Thanks for the followup. I think Bernie can win. I think his campaign is in the direction of winning. But I believe unless he builds the expectation that reform happens first, none of the other things will happen either.

It takes a different kind of campaign to build that expectation. It needs one that says, "look, we have to fix this corruption first, and that's what I'm going to do." Because if he's not committed to that, then what will happen is what happened with Obama: they'll get to DC, they'll look at the list of issues they campaigned on, they'll pick the one that's most popular first, and reform will never be that one.

You might think we can get by just find with things as they are. If you do, then my argument should mean nothing to you. But if you believe reform is necessary, it cannot be one issue among 8. If it is, it will never be the one that wins.

lessig171 karma

GREAT QUESTION because it surfaces a confusion that is rife within this field. The problem (imho) is not the money. The problem is the fundraising. I don't care if the Koch brothers or Soros spend their money to promote one candidate or another.

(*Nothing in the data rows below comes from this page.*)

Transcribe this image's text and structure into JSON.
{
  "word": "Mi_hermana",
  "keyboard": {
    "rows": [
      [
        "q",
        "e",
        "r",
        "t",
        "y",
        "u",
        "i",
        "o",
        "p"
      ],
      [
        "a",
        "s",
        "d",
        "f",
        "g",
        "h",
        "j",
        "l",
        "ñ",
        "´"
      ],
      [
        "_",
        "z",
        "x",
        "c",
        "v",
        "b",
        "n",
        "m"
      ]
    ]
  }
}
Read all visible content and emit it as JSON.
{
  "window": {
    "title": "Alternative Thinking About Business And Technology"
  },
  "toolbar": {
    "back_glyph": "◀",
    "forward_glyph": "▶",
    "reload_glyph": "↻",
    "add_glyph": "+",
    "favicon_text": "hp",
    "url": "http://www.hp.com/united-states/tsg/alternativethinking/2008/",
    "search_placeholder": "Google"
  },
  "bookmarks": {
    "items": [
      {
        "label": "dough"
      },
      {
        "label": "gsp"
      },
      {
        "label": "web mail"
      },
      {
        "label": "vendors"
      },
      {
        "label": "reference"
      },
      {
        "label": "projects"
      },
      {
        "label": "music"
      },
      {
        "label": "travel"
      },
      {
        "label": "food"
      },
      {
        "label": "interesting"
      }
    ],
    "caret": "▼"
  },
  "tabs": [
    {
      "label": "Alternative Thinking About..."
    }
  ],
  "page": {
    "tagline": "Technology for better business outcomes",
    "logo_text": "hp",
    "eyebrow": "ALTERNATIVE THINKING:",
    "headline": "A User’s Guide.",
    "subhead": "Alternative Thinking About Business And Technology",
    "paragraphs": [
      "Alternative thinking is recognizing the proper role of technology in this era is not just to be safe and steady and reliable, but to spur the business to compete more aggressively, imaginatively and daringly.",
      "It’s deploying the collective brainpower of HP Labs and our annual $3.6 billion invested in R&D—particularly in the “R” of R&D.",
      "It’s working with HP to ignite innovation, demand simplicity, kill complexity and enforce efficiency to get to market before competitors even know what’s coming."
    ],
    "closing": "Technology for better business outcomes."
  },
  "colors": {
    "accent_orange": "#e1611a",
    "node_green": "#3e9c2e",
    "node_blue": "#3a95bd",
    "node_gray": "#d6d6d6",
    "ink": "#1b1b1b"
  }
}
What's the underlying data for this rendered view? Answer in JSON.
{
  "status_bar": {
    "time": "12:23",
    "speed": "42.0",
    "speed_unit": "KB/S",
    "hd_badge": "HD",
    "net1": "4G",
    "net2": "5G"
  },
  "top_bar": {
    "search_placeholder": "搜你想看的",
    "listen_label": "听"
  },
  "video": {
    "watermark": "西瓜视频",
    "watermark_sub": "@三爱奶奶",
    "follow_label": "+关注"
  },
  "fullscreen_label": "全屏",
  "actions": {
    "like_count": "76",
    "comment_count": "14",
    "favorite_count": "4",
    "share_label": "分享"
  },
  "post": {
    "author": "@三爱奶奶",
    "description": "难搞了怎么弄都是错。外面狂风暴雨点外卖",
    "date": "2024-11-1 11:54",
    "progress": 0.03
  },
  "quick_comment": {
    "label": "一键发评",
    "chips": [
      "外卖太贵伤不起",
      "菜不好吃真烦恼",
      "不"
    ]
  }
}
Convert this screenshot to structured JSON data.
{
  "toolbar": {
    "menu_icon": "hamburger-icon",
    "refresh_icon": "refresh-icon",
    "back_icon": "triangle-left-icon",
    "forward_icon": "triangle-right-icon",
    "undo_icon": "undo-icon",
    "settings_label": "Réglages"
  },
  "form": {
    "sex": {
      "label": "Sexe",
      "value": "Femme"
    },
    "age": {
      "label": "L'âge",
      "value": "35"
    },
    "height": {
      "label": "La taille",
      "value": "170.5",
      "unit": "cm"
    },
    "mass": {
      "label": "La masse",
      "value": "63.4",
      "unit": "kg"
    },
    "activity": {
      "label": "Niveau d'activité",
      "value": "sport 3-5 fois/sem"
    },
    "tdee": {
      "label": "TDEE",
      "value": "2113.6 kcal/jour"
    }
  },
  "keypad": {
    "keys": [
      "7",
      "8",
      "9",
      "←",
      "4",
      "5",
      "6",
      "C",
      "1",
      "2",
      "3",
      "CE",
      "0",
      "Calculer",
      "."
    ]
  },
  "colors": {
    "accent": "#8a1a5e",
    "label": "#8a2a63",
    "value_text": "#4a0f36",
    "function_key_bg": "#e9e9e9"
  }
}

I care about members of Congress spending 30%-70% of their time raising money from .05% of us. Change the way we fund elections and you change the corruption. We won't utopia, of course, but we will have a gov't "free," as my buddy, Buddy Roemer put it, "free to lead."

lessig171 karma

I fear the NN fight shows precisely why the corruption fight is so crucial. The cable/telecoms can afford the long game. And will always win the long game so long as an FEC commissioner seat is just a stepping stone to some multi-million $ industry contract. Why doesn't the president pick people who commit not to go lobby for the industry they're going to regulate?

lessig143 karma

Hey, we're about to cross $200k.

lessig124 karma

There isn't a deep principle here. There's a practical read of the current political situation. I was critical of what Nader did — not in running, but in not withdrawing. Those principles in this context (e.g., the potential war with Iran) would lead me to fight for this cause in a different way.

lessig121 karma

I am more hopeful. People get it more clearly, and they really want it fixed. You just need to give them hope.

Look at what happened today: We did NO promotion of the Mayday PAC. A website, a blog entry, a tweet — and people flocked to the issue because it is important to them, and they're frustrated that politicians ignore it.